Moving to a different environment helped me to look at this from a different angle, the life outside of work becomes more obvious, and we do not need to be sucked into our work. Work has become something that helps keep the boredom out and I’m pretty happy spending 8 hours a day at it, no more no less. The good thing is nobody is expecting more than that from me. I may not have a very colourful life outside of my work, but not having to work 12 to 14 hours a day already make me feel a lot more alive.

I’m lucky in the sense that, I may not be totally passionate about my work, but my work happens to be something I’m very interested in. So it’s not difficult for me to feel a certain degree of job satisfaction on an average day, more so when I managed to get a tricky issue resolved.

Having said that, work related concerns still bug me from time to time, things like how do I keep up with the market, the changing technologies, will I still be “employable” after 40. Not to mention the occasional restlessness, the feeling that I may be wasting my life doing something I’m not totally passionate about.

On the other hand, I notice there is a group of people who are totally detached from their work. They come in to the work place, do what they need to do for 8 hours, when the time is up, they pack up and go do their own things, work is never on their minds except for that 8 hours on a work day. I wonder is it because their focus is on something more important to them in their lives. Things like their families, children, that DIY project, a side business, and so on. I don’t think I’m one of them though.

A friend is working in a supposedly great multi national corporation, good enough to be the dream job of many people, with an above average salary, yet the restlessness seems to set in more often now. I can’t help wondering why, is it because she is feeling guilty about not spending enough time with the family, especially her very young children? Is she torned between climbing the corporate ladder and being a parent, a wife, etc? is she feeling that she is not doing something meaningful, although the money may be good? is it…..?





If Life is a game, these are the rules

16 10 2007

This was a book that I’ve read many years ago. One of the first “self-help” book I bought.

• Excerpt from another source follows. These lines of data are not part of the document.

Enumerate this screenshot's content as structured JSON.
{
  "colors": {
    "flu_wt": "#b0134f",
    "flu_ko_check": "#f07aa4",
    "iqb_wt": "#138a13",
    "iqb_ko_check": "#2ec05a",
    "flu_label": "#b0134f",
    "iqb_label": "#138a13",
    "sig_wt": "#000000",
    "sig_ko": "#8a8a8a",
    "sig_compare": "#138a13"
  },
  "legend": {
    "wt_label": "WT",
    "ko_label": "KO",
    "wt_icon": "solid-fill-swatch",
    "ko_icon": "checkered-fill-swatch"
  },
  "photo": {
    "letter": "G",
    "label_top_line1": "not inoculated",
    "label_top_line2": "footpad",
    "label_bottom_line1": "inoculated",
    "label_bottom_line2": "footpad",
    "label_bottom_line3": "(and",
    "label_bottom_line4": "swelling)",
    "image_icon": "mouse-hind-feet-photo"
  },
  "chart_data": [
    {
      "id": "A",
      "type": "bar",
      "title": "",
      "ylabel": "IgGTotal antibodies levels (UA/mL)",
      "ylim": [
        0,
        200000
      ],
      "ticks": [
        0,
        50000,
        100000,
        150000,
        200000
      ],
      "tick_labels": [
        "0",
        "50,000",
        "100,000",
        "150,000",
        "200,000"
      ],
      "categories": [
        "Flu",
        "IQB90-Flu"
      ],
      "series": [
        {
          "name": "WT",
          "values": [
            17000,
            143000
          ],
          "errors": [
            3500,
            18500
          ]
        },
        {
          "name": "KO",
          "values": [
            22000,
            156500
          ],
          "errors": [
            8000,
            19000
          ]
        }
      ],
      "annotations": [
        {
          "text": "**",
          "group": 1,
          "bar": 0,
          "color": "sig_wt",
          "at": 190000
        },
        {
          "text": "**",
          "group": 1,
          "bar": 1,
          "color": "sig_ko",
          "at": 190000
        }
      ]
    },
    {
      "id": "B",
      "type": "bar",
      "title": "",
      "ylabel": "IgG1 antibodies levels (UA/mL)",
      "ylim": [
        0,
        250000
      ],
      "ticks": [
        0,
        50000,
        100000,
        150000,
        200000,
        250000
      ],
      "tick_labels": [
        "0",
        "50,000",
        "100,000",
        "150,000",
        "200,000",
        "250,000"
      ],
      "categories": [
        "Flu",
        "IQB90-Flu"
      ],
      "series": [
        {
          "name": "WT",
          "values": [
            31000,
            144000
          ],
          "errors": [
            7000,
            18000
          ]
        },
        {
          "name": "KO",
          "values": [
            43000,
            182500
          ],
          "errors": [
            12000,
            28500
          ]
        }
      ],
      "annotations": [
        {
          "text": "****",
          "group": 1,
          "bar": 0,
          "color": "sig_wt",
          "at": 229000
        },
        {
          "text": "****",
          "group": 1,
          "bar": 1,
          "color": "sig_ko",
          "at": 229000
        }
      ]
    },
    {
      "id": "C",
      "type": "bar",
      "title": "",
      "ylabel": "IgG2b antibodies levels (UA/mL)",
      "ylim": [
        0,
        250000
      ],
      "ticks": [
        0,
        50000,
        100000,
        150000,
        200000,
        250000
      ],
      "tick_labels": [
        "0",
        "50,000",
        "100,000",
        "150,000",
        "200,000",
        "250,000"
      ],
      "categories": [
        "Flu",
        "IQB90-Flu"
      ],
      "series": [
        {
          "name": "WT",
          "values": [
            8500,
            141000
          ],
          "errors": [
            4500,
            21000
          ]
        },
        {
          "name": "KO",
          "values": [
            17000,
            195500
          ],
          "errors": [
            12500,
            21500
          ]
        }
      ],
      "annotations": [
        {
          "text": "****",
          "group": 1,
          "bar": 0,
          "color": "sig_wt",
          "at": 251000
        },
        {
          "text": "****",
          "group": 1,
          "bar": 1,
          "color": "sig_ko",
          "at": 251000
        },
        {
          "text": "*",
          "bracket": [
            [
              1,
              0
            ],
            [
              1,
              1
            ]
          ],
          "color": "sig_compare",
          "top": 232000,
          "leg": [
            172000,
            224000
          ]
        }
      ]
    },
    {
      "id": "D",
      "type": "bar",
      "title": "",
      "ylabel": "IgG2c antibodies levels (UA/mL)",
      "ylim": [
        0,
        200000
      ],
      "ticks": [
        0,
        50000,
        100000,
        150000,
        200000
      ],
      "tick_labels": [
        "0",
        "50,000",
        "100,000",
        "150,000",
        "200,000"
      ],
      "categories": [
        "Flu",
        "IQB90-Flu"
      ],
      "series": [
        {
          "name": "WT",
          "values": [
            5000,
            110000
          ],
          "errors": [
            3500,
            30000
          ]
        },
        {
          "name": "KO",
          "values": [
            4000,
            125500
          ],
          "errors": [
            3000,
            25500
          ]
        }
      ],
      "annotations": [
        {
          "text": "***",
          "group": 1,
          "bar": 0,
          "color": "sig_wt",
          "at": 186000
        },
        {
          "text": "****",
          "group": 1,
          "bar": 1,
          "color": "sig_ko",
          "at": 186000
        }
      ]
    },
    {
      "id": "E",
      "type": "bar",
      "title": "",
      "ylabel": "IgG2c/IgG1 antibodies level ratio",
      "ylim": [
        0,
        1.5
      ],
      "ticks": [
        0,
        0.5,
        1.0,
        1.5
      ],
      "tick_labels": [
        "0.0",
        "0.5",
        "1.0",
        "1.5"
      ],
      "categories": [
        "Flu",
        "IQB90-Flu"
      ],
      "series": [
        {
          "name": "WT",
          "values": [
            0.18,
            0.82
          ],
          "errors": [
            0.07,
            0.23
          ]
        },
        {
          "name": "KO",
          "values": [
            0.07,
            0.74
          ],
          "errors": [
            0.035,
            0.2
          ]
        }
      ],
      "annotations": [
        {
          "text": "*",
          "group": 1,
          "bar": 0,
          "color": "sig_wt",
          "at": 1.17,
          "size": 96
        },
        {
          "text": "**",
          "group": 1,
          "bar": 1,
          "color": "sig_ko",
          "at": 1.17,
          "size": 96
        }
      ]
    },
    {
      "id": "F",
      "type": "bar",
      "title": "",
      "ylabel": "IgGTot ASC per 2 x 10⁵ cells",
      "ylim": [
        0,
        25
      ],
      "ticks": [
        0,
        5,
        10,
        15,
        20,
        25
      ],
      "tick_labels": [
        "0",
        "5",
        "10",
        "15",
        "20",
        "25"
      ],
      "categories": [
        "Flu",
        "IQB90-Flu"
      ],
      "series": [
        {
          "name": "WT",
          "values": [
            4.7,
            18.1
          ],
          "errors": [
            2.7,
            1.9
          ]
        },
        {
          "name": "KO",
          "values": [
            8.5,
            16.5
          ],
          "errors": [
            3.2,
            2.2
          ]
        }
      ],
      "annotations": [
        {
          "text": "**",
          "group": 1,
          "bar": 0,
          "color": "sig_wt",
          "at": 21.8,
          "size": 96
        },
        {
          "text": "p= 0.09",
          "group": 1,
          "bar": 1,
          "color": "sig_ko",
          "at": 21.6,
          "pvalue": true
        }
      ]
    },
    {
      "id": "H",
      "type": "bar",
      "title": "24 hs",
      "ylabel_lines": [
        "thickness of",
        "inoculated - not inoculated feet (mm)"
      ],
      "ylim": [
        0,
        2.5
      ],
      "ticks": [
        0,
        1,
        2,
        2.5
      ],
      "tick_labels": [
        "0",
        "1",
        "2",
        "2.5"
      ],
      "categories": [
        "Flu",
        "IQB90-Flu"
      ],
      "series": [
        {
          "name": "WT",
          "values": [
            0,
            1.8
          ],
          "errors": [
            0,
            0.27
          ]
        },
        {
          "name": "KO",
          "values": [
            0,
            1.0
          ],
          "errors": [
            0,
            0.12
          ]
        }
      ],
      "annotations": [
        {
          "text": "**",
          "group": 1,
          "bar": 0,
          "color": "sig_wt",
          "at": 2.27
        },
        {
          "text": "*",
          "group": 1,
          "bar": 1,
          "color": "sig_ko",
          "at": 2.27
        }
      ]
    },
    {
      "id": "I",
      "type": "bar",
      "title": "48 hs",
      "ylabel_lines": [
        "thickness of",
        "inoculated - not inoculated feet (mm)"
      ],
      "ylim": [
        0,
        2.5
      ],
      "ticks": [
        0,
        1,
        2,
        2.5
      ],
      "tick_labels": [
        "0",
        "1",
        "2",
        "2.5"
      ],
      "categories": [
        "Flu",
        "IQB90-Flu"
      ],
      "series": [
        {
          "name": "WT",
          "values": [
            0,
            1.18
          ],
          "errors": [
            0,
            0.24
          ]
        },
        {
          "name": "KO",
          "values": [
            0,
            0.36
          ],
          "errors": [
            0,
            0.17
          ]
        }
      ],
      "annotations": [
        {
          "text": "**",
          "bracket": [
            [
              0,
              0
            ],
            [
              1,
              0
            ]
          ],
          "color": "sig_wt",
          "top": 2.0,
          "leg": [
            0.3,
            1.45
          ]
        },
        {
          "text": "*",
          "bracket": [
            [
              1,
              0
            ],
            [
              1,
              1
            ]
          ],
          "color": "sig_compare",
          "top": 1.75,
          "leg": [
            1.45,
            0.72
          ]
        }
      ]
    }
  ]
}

The author described the “10 rule of life”, the “rules” going from learning about our body, to emotions.

Why this is a good read:

Though the word “rule” is used, the tone is not preachy. It shares concepts and ideas in a easy to read format, and it’s easily understandable.

Having said that, what you take away from this reading depends on your perception and understanding of the contents within the book. Not everyone that I know understands the stuff written in the same way.